Esta mañana, anuncié que el Departamento está realizando una inversión histórica de 11 millones de dólares en nuestro Programa de Asociación de Chalecos Antibalas. Estos recursos ayudarán a miles de nuestros asociados en las fuerzas del orden público a comprar chalecos protectores: chalecos que pueden marcar una diferencia vital para nuestros agentes en el campo. Solo este año, calculamos que el programa proveerá aproximadamente 26,000 chalecos antibalas más.

 

A través de este y otros programas, los ayudaremos a cumplir nuestra obligación en común con las fuerzas del orden público locales. Permítanme aclarar:   la violencia contra agentes de las fuerzas del orden público no será tolerada. En todos los niveles de su Departamento de Justicia, y en cada rincón de nuestro país, se combatirán los actos de violencia contra las fuerzas del orden público. Estos actos serán enjuiciados. Y serán castigados.

 

Dependeremos de su ayuda para realizar este trabajo. De la misma manera en que dependeremos de su asociación para luchar contra los delitos económicos, la delincuencia organizada a nivel internacional, la violencia juvenil y de pandillas, y la explotación infantil. Al trabajar juntos, también creo que podemos fortalecer nuestro compromiso con el apoyo y la utilización de la ciencia, el tratamiento de la reincidencia de prisioneros y con asegurarnos de que nuestras instalaciones correccionales sean seguras, humanitarias y orientadas a la rehabilitación.

 

Sé que abarqué muchísimos temas hoy.
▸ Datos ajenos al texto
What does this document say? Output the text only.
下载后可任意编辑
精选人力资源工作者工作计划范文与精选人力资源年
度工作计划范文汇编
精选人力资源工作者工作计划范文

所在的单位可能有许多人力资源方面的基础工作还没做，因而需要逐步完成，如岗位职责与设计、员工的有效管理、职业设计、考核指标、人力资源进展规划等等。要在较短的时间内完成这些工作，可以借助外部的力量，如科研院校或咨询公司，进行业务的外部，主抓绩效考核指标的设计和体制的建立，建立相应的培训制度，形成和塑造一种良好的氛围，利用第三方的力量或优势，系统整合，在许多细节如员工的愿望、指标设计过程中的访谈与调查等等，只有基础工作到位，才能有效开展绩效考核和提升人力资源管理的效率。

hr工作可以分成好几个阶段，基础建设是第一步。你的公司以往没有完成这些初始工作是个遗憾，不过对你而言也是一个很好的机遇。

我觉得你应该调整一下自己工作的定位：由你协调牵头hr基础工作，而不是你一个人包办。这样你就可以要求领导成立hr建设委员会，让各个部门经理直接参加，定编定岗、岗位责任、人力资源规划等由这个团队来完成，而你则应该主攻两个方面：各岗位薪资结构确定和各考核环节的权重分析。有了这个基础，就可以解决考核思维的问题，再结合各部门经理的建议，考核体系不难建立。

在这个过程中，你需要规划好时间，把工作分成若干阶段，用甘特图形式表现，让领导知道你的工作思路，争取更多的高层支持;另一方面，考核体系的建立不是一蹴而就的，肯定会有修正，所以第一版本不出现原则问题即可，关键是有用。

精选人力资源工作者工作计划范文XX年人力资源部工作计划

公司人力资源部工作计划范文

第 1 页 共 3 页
Y, si bien no puedo fingir que cumplir los objetivos que he esbozado hoy será fácil, cuando miro a mi alrededor en este salón, no puedo evitar sentirme optimista.

 

Su servicio a sus ciudades y su dedicación a nuestro trabajo en común nos harán avanzar. Juntos, creo que podemos escribir un nuevo capítulo audaz en la historia de los Estados Unidos. Confío en que podremos aprovechar las oportunidades que Robert Kennedy afirmó que eran parte esencial de nuestros días más difíciles.

 

 

Gracias a todos por acompañarme en esta labor y por su servicio a nuestro gran país.